When does Europe count?

WHEN DOES EUROPE COUNT?…. There are a growing number of deficit-reduction reports garnering attention in D.C. lately, but the Rivlin/Domenici approach is of particular interest when it comes to taxes.

Former OMB Director Alice Rivlin and former Sen. Pete Domenici (R-N.M.) would lower income taxes, and offset the costs with a 6.5% national sales tax and an excise tax on sugar drinks like soda.

Any chance Republicans might consider something along these lines? Incoming House Majority Leader Eric Cantor (R-Va.) told the Wall Street Journal there’s a problem with this kind of approach.

[Cantor] said Tuesday that many lawmakers wouldn’t support VAT-type tax because its ties to Europe might make it politically poisonous in Washington.

“I don’t think any of us want us to go the direction of the social welfare states around the world,” Mr. Cantor said at the CEO Council.

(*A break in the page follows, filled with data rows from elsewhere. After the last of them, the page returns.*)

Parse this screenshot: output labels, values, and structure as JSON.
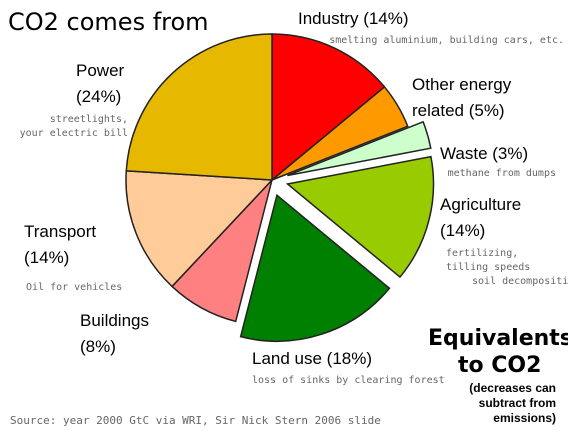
{
  "chart_data": {
    "type": "pie",
    "title": "CO2 comes from",
    "source": "Source: year 2000 GtC via WRI, Sir Nick Stern 2006 slide",
    "side_note": {
      "title_line1": "Equivalents",
      "title_line2": "to CO2",
      "sub_line1": "(decreases can",
      "sub_line2": "subtract from",
      "sub_line3": "emissions)"
    },
    "slices": [
      {
        "name": "Industry",
        "value": 14,
        "pct_label": "(14%)",
        "color": "#ff0000",
        "exploded": false,
        "label_lines": [
          "Industry (14%)"
        ],
        "note_lines": [
          "smelting aluminium, building cars, etc."
        ]
      },
      {
        "name": "Other energy related",
        "value": 5,
        "pct_label": "(5%)",
        "color": "#ff9900",
        "exploded": false,
        "label_lines": [
          "Other energy",
          "related (5%)"
        ],
        "note_lines": []
      },
      {
        "name": "Waste",
        "value": 3,
        "pct_label": "(3%)",
        "color": "#ccffcc",
        "exploded": true,
        "label_lines": [
          "Waste (3%)"
        ],
        "note_lines": [
          "methane from dumps"
        ]
      },
      {
        "name": "Agriculture",
        "value": 14,
        "pct_label": "(14%)",
        "color": "#99cc00",
        "exploded": true,
        "label_lines": [
          "Agriculture",
          "(14%)"
        ],
        "note_lines": [
          "fertilizing,",
          "tilling speeds",
          "soil decomposition"
        ]
      },
      {
        "name": "Land use",
        "value": 18,
        "pct_label": "(18%)",
        "color": "#008000",
        "exploded": true,
        "label_lines": [
          "Land use (18%)"
        ],
        "note_lines": [
          "loss of sinks by clearing forest"
        ]
      },
      {
        "name": "Buildings",
        "value": 8,
        "pct_label": "(8%)",
        "color": "#ff8080",
        "exploded": false,
        "label_lines": [
          "Buildings",
          "(8%)"
        ],
        "note_lines": []
      },
      {
        "name": "Transport",
        "value": 14,
        "pct_label": "(14%)",
        "color": "#ffcc99",
        "exploded": false,
        "label_lines": [
          "Transport",
          "(14%)"
        ],
        "note_lines": [
          "Oil for vehicles"
        ]
      },
      {
        "name": "Power",
        "value": 24,
        "pct_label": "(24%)",
        "color": "#e6b800",
        "exploded": false,
        "label_lines": [
          "Power",
          "(24%)"
        ],
        "note_lines": [
          "streetlights,",
          "your electric bill"
        ]
      }
    ]
  }
}
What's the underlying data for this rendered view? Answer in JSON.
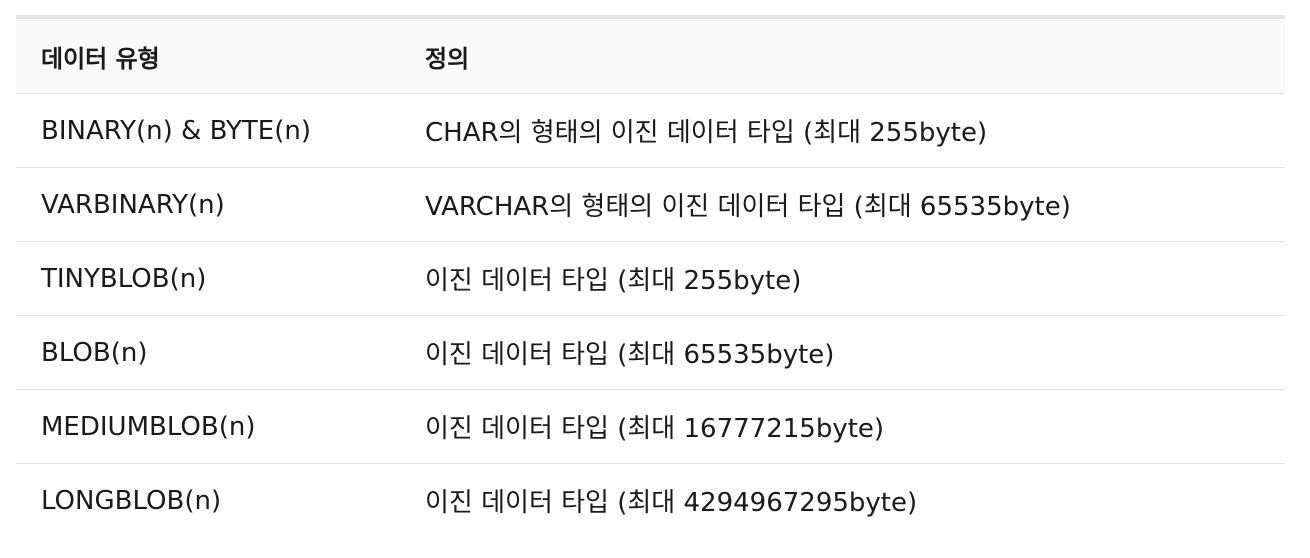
{
  "table": {
    "headers": [
      "데이터 유형",
      "정의"
    ],
    "rows": [
      [
        "BINARY(n) & BYTE(n)",
        "CHAR의 형태의 이진 데이터 타입 (최대 255byte)"
      ],
      [
        "VARBINARY(n)",
        "VARCHAR의 형태의 이진 데이터 타입 (최대 65535byte)"
      ],
      [
        "TINYBLOB(n)",
        "이진 데이터 타입 (최대 255byte)"
      ],
      [
        "BLOB(n)",
        "이진 데이터 타입 (최대 65535byte)"
      ],
      [
        "MEDIUMBLOB(n)",
        "이진 데이터 타입 (최대 16777215byte)"
      ],
      [
        "LONGBLOB(n)",
        "이진 데이터 타입 (최대 4294967295byte)"
      ]
    ]
  }
}
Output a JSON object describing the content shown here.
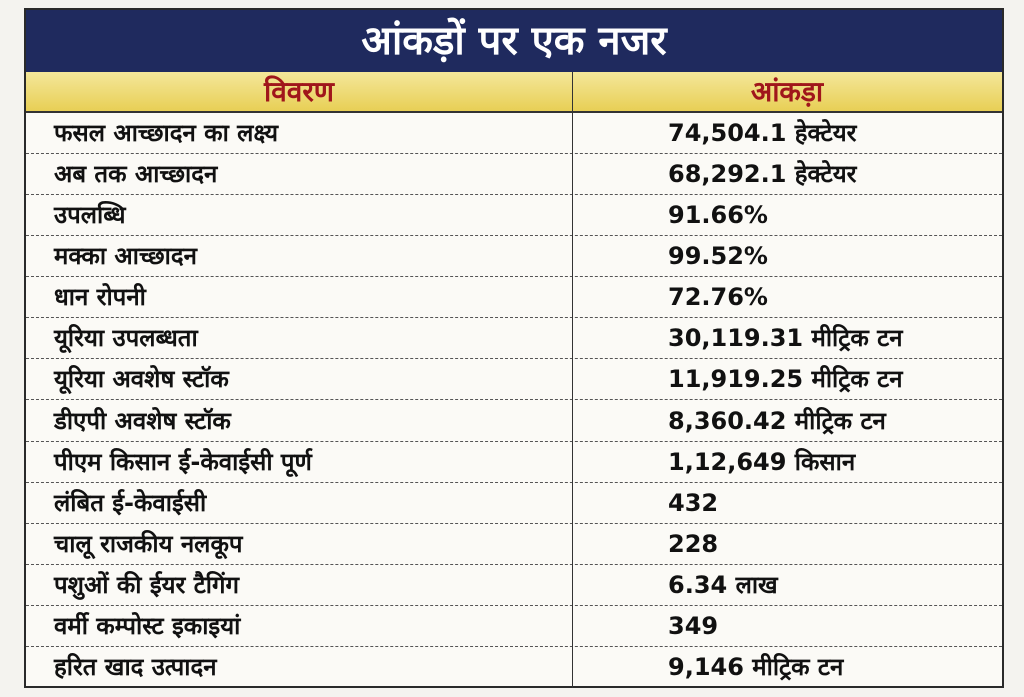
{
  "header": {
    "title": "आंकड़ों पर एक नजर"
  },
  "table": {
    "columns": [
      "विवरण",
      "आंकड़ा"
    ],
    "rows": [
      [
        "फसल आच्छादन का लक्ष्य",
        "74,504.1 हेक्टेयर"
      ],
      [
        "अब तक आच्छादन",
        "68,292.1 हेक्टेयर"
      ],
      [
        "उपलब्धि",
        "91.66%"
      ],
      [
        "मक्का आच्छादन",
        "99.52%"
      ],
      [
        "धान रोपनी",
        "72.76%"
      ],
      [
        "यूरिया उपलब्धता",
        "30,119.31 मीट्रिक टन"
      ],
      [
        "यूरिया अवशेष स्टॉक",
        "11,919.25 मीट्रिक टन"
      ],
      [
        "डीएपी अवशेष स्टॉक",
        "8,360.42 मीट्रिक टन"
      ],
      [
        "पीएम किसान ई-केवाईसी पूर्ण",
        "1,12,649 किसान"
      ],
      [
        "लंबित ई-केवाईसी",
        "432"
      ],
      [
        "चालू राजकीय नलकूप",
        "228"
      ],
      [
        "पशुओं की ईयर टैगिंग",
        "6.34 लाख"
      ],
      [
        "वर्मी कम्पोस्ट इकाइयां",
        "349"
      ],
      [
        "हरित खाद उत्पादन",
        "9,146 मीट्रिक टन"
      ]
    ]
  }
}
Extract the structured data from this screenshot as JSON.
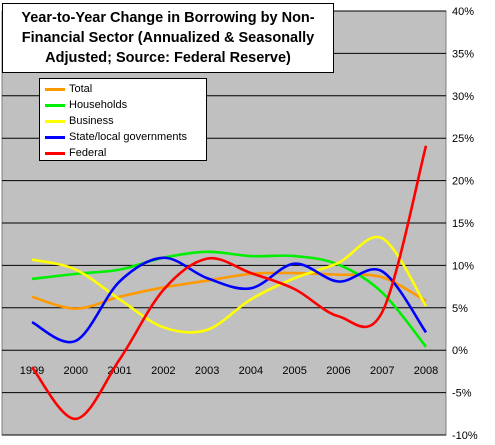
{
  "chart_data": {
    "type": "line",
    "title": [
      "Year-to-Year Change in Borrowing by Non-",
      "Financial Sector (Annualized & Seasonally",
      "Adjusted; Source: Federal Reserve)"
    ],
    "categories": [
      "1999",
      "2000",
      "2001",
      "2002",
      "2003",
      "2004",
      "2005",
      "2006",
      "2007",
      "2008"
    ],
    "y_ticks": [
      "40%",
      "35%",
      "30%",
      "25%",
      "20%",
      "15%",
      "10%",
      "5%",
      "0%",
      "-5%",
      "-10%"
    ],
    "ylim": [
      -10,
      40
    ],
    "grid": true,
    "legend_position": "top-left",
    "series": [
      {
        "name": "Total",
        "color": "#ff9900",
        "values": [
          6.3,
          4.9,
          6.3,
          7.4,
          8.2,
          9.0,
          9.1,
          8.9,
          8.6,
          5.8
        ]
      },
      {
        "name": "Households",
        "color": "#00ee00",
        "values": [
          8.4,
          9.0,
          9.5,
          10.9,
          11.6,
          11.1,
          11.1,
          10.1,
          6.8,
          0.4
        ]
      },
      {
        "name": "Business",
        "color": "#ffff00",
        "values": [
          10.7,
          9.5,
          6.0,
          2.7,
          2.4,
          6.0,
          8.5,
          10.3,
          13.2,
          5.2
        ]
      },
      {
        "name": "State/local governments",
        "color": "#0000ff",
        "values": [
          3.3,
          1.1,
          8.1,
          10.9,
          8.5,
          7.3,
          10.2,
          8.1,
          9.3,
          2.1
        ]
      },
      {
        "name": "Federal",
        "color": "#ff0000",
        "values": [
          -2.0,
          -8.1,
          -1.1,
          7.1,
          10.8,
          9.1,
          7.2,
          4.0,
          4.5,
          24.1
        ]
      }
    ]
  }
}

This is what passes for substantive policy analysis from Eric Cantor. We could debate the relative merits of a consumption tax, or we could dismiss it for sounding “European.”

It would be helpful if, at some point, Republicans could get together and let everyone know when Europe is allowed to be considered. This week, Sen. George Voinovich (R-Ohio) said he doesn’t want to ratify a nuclear arms treaty until he’s satisfied that Europe approves of it. Former half-term Gov. Sarah Palin (R) said last week that quantitative easing from the Fed must be a bad idea if Europe doesn’t like it. For News president Roger Ailes said this week that President Obama should take his cues on monetary policy from Europe.

So, Republicans, what’s it going to be? Are European approaches to be ignored or embraced? Mixed messages aren’t helpful.